Lorsque MSF a lancé son intervention à Taiz Houban en 2015, la zone avait été identifiée comme l’une des plus délaissées du gouvernorat de Taiz.
« Depuis l’ouverture, nous avons fourni des soins essentiels, des services d’urgence pour les enfants de moins de cinq ans, une prise en charge complète de la maternité incluant les césariennes, des traitements contre la malnutrition, et bien plus encore. Nous avons également répondu à des épidémies, accompagné des grossesses à risque, assuré des transferts vitaux vers des structures spécialisées, et pris en charge des cas de traumatismes liés au conflit. Au fil des années, l’hôpital de 168 lits s’est transformé en un hôpital général à part entière, offrant des soins intensifs à la population locale », explique Allan Silver Emuna, directeur de l’hôpital MSF.
Un impact considérable
L’impact de l’intervention de MSF à Taiz Houban au cours de la dernière décennie est considérable : près de 185 000 enfants de moins de cinq ans ont été pris en charge dans nos ambulances, et plus de 200 000 ont été admis aux urgences. Le personnel de MSF a assisté 67 000 accouchements et assuré des soins postnatals pour 133 000 patients. Nous avons traité 13 846 enfants et nourrissons souffrant de malnutrition, réalisé plus de 10 000 interventions chirurgicales, et admis 32 165 enfants dans les services de pédiatrie et de néonatologie. Au total, plus d’un million de patients ont reçu des soins à l’hôpital de Taiz Houban au cours des dix dernières années.

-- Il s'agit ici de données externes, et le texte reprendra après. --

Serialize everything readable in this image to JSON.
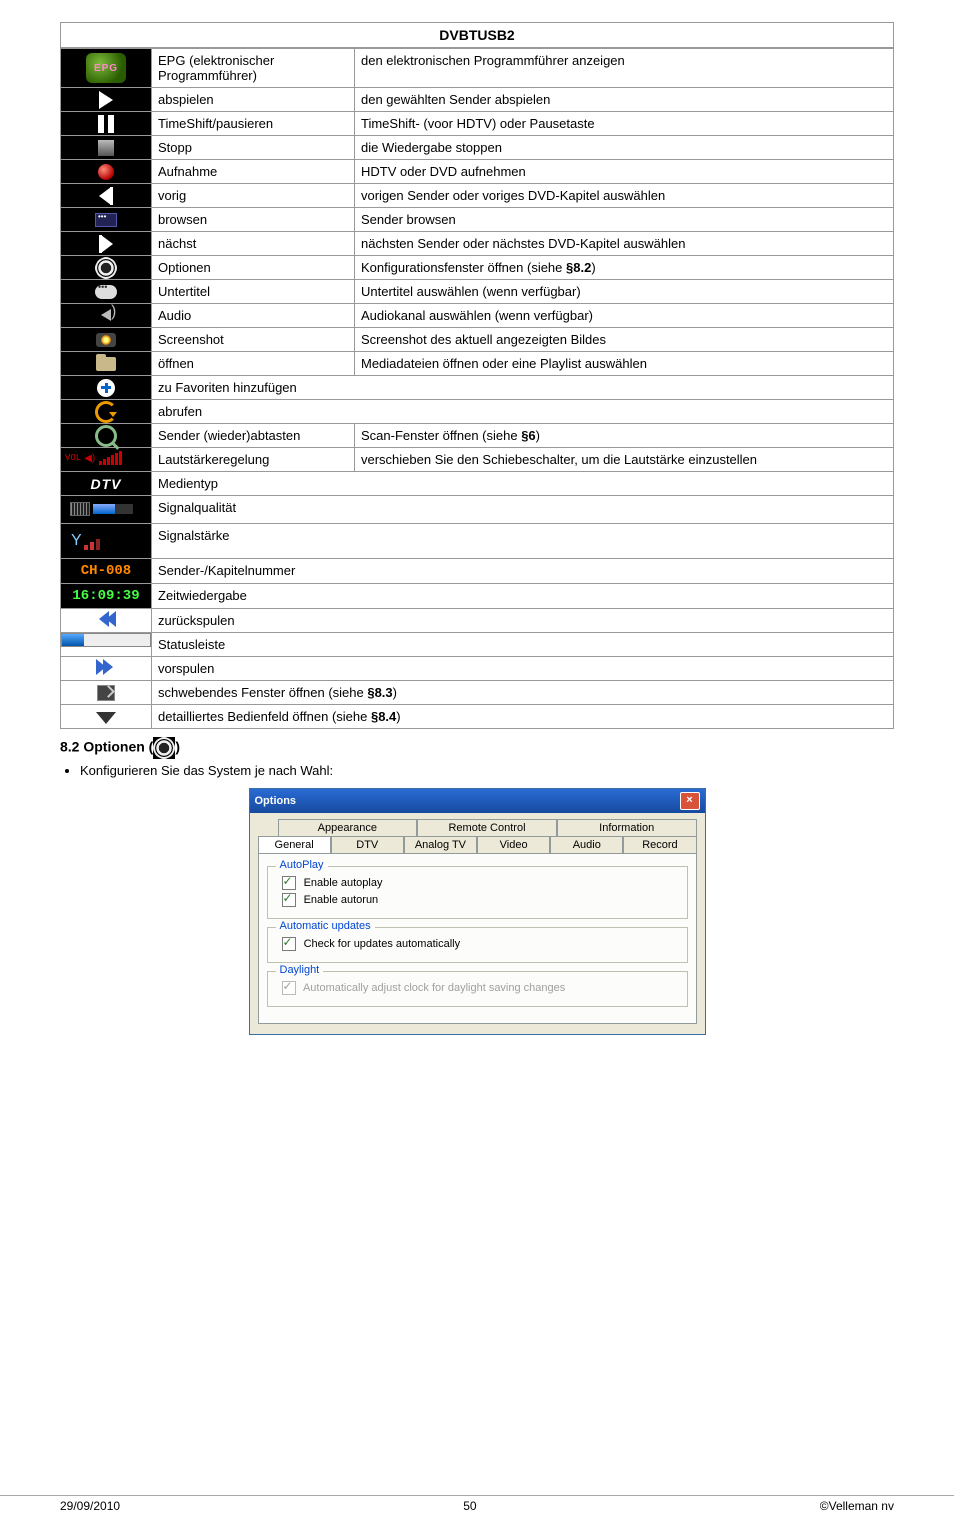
{
  "title": "DVBTUSB2",
  "rows": [
    {
      "icon": "epg",
      "name": "EPG (elektronischer Programmführer)",
      "desc": "den elektronischen Programmführer anzeigen"
    },
    {
      "icon": "play",
      "name": "abspielen",
      "desc": "den gewählten Sender abspielen"
    },
    {
      "icon": "pause",
      "name": "TimeShift/pausieren",
      "desc": "TimeShift- (voor HDTV) oder Pausetaste"
    },
    {
      "icon": "stop",
      "name": "Stopp",
      "desc": "die Wiedergabe stoppen"
    },
    {
      "icon": "rec",
      "name": "Aufnahme",
      "desc": "HDTV oder DVD aufnehmen"
    },
    {
      "icon": "prev",
      "name": "vorig",
      "desc": "vorigen Sender oder voriges DVD-Kapitel auswählen"
    },
    {
      "icon": "browse",
      "name": "browsen",
      "desc": "Sender browsen"
    },
    {
      "icon": "next",
      "name": "nächst",
      "desc": "nächsten Sender oder nächstes DVD-Kapitel auswählen"
    },
    {
      "icon": "gear",
      "name": "Optionen",
      "desc": "Konfigurationsfenster öffnen (siehe ",
      "ref": "§8.2",
      "desc_after": ")"
    },
    {
      "icon": "subt",
      "name": "Untertitel",
      "desc": "Untertitel auswählen (wenn verfügbar)"
    },
    {
      "icon": "audio",
      "name": "Audio",
      "desc": "Audiokanal auswählen (wenn verfügbar)"
    },
    {
      "icon": "cam",
      "name": "Screenshot",
      "desc": "Screenshot des aktuell angezeigten Bildes"
    },
    {
      "icon": "folder",
      "name": "öffnen",
      "desc": "Mediadateien öffnen oder eine Playlist auswählen"
    },
    {
      "icon": "plus",
      "name": "zu Favoriten hinzufügen",
      "span": true
    },
    {
      "icon": "refresh",
      "name": "abrufen",
      "span": true
    },
    {
      "icon": "scan",
      "name": "Sender (wieder)abtasten",
      "desc": "Scan-Fenster öffnen (siehe ",
      "ref": "§6",
      "desc_after": ")"
    },
    {
      "icon": "vol",
      "name": "Lautstärkeregelung",
      "desc": "verschieben Sie den Schiebeschalter, um die Lautstärke einzustellen",
      "vol_label": "VOL"
    },
    {
      "icon": "dtv",
      "name": "Medientyp",
      "span": true,
      "dtv": "DTV"
    },
    {
      "icon": "sigq",
      "name": "Signalqualität",
      "span": true
    },
    {
      "icon": "sigs",
      "name": "Signalstärke",
      "span": true
    },
    {
      "icon": "ch",
      "name": "Sender-/Kapitelnummer",
      "span": true,
      "ch": "CH-008"
    },
    {
      "icon": "time",
      "name": "Zeitwiedergabe",
      "span": true,
      "time": "16:09:39"
    },
    {
      "icon": "rew",
      "name": "zurückspulen",
      "span": true
    },
    {
      "icon": "status",
      "name": "Statusleiste",
      "span": true
    },
    {
      "icon": "ff",
      "name": "vorspulen",
      "span": true
    },
    {
      "icon": "float",
      "name": "schwebendes Fenster öffnen (siehe ",
      "ref": "§8.3",
      "name_after": ")",
      "span": true
    },
    {
      "icon": "expand",
      "name": "detailliertes Bedienfeld öffnen (siehe ",
      "ref": "§8.4",
      "name_after": ")",
      "span": true
    }
  ],
  "section_heading": "8.2 Optionen (",
  "section_heading_after": ")",
  "bullet": "Konfigurieren Sie das System je nach Wahl:",
  "dialog": {
    "title": "Options",
    "tabs_row1": [
      "Appearance",
      "Remote Control",
      "Information"
    ],
    "tabs_row2": [
      "General",
      "DTV",
      "Analog TV",
      "Video",
      "Audio",
      "Record"
    ],
    "active_tab": "General",
    "fieldsets": [
      {
        "legend": "AutoPlay",
        "checks": [
          {
            "label": "Enable autoplay",
            "checked": true,
            "disabled": false
          },
          {
            "label": "Enable autorun",
            "checked": true,
            "disabled": false
          }
        ]
      },
      {
        "legend": "Automatic updates",
        "checks": [
          {
            "label": "Check for updates automatically",
            "checked": true,
            "disabled": false
          }
        ]
      },
      {
        "legend": "Daylight",
        "checks": [
          {
            "label": "Automatically adjust clock for daylight saving changes",
            "checked": true,
            "disabled": true
          }
        ]
      }
    ]
  },
  "footer": {
    "date": "29/09/2010",
    "page": "50",
    "copyright": "©Velleman nv"
  }
}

Avec une population d’environ 940 000 personnes dans la ville de Taiz et ses environs, de nombreux patients parcouraient de longues distances pour atteindre l’hôpital, car pour beaucoup, c’était le seul endroit où ils pouvaient accéder à des soins.
Abrar Mohammed, responsable de la promotion de la santé chez MSF, travaille dans l’hôpital depuis ses débuts. Elle témoigne du lien fort tissé entre la communauté et MSF au fil des années :
« De manière générale, la communauté témoigne beaucoup de respect et de reconnaissance envers l’hôpital, car c’est le seul établissement à offrir gratuitement des soins liés à la santé maternelle et infantile. Cela dit, il y a parfois aussi de la frustration, car l’hôpital ne couvre pas tous les besoins de santé de la population locale. Dans les hôpitaux privés de Taiz Houban, une césarienne de base peut coûter jusqu’à 1 000 dollars, soit dix fois le salaire mensuel moyen, quand on a un emploi. »

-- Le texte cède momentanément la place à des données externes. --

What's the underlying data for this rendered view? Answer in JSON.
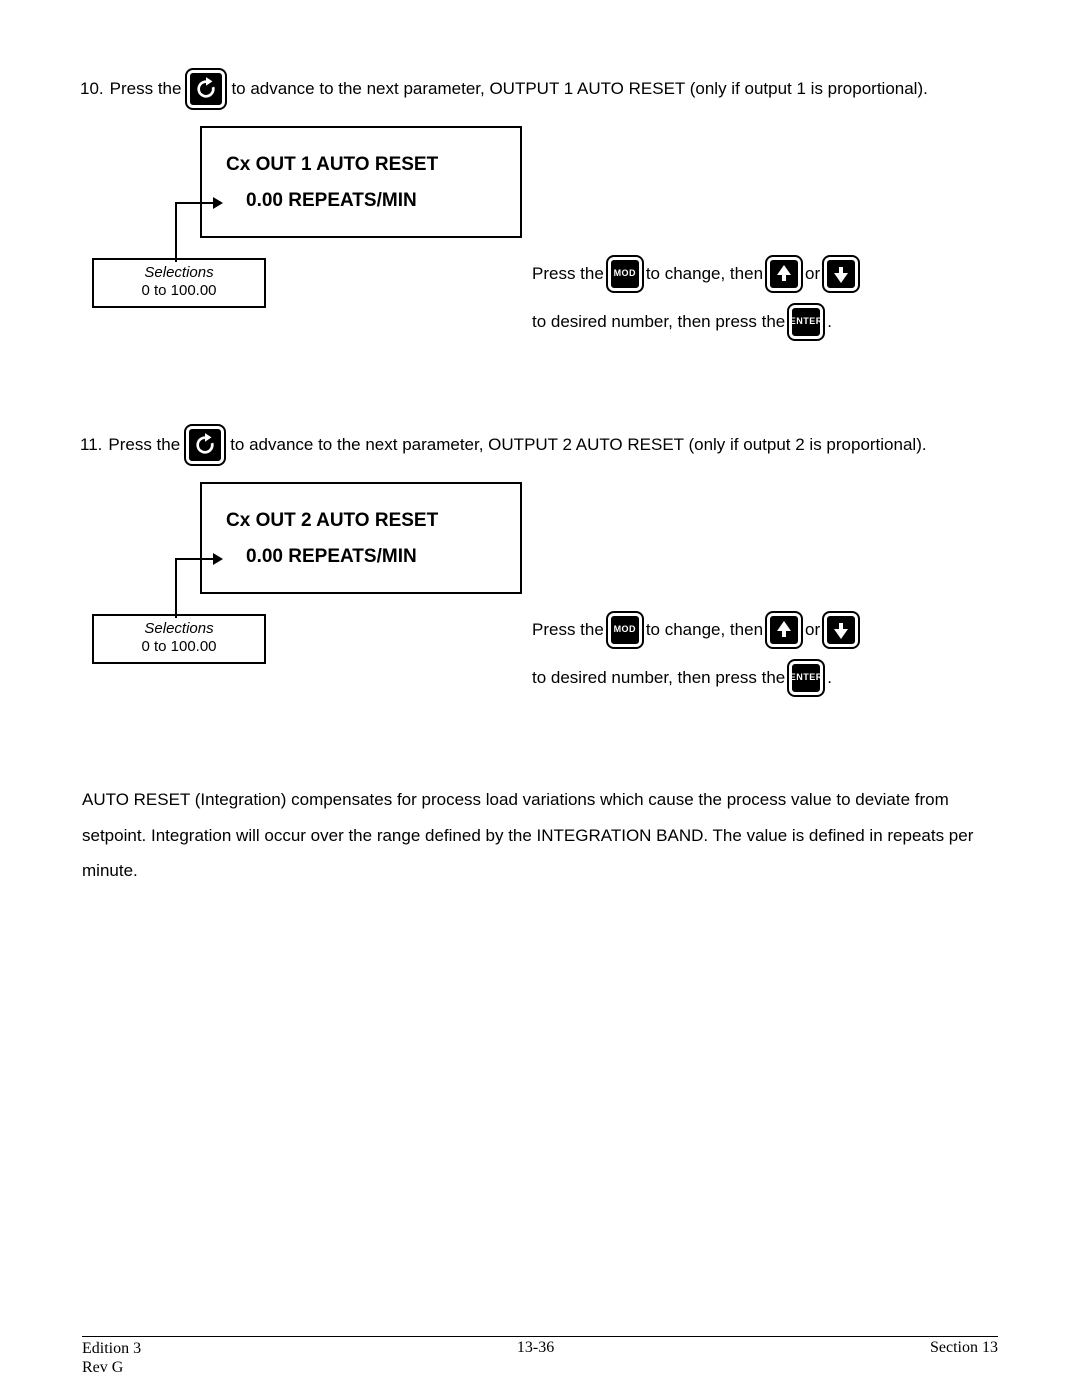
{
  "step10": {
    "num": "10.",
    "pre": "Press the",
    "post": " to advance to the next parameter, OUTPUT 1 AUTO RESET (only if output 1 is proportional)."
  },
  "disp1": {
    "line1": "Cx   OUT 1 AUTO RESET",
    "line2": "0.00 REPEATS/MIN"
  },
  "sel1": {
    "title": "Selections",
    "range": "0 to 100.00"
  },
  "actions": {
    "a1": "Press the",
    "a2": " to change, then ",
    "a3": " or ",
    "b1": "to desired  number, then press the ",
    "period": " ."
  },
  "keys": {
    "mod": "MOD",
    "enter": "ENTER"
  },
  "step11": {
    "num": "11.",
    "pre": "Press the",
    "post": " to advance to the next parameter, OUTPUT 2 AUTO RESET (only if output 2 is proportional)."
  },
  "disp2": {
    "line1": "Cx   OUT 2 AUTO RESET",
    "line2": "0.00 REPEATS/MIN"
  },
  "sel2": {
    "title": "Selections",
    "range": "0 to 100.00"
  },
  "para": "AUTO RESET (Integration) compensates for process load variations which cause the process value to deviate from setpoint.  Integration will occur over the range defined by the INTEGRATION BAND.  The value is defined in repeats per minute.",
  "footer": {
    "edition": "Edition 3",
    "rev": "Rev G",
    "page": "13-36",
    "section": "Section 13"
  }
}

Soutien aux autorités locales
En plus de la co-construction du nouvel hôpital, MSF continuera de soutenir les autorités locales pendant les six prochains mois, en apportant un soutien au personnel hospitalier, des médicaments et d’autres fournitures essentielles au bon fonctionnement de l’hôpital de Taiz Houban. Ce soutien vise à garantir une transition adéquate et la continuité des services pour la communauté locale.
MSF ne quitte pas le Yémen, ni sa population. L’organisation reste présente dans le pays et continue de fournir des soins de santé dans dix des vingt-deux gouvernorats.
MSF intervient au Yémen depuis 1986 et y maintient une présence continue depuis 2007. Des années de conflit ont gravement endommagé les infrastructures publiques, tandis que des millions de personnes n’ont pas accès à l’eau potable, à la nourriture et aux soins médicaux. Le travail de MSF au Yémen — comme partout dans le monde — est guidé exclusivement par les besoins médicaux, sans aucune influence politique, religieuse ou économique. Cela est rendu possible grâce à notre financement indépendant, dont plus de 95 % provient de donateurs privés, ce qui nous permet d’évaluer librement les besoins, d’accéder aux communautés et de fournir directement l’aide nécessaire.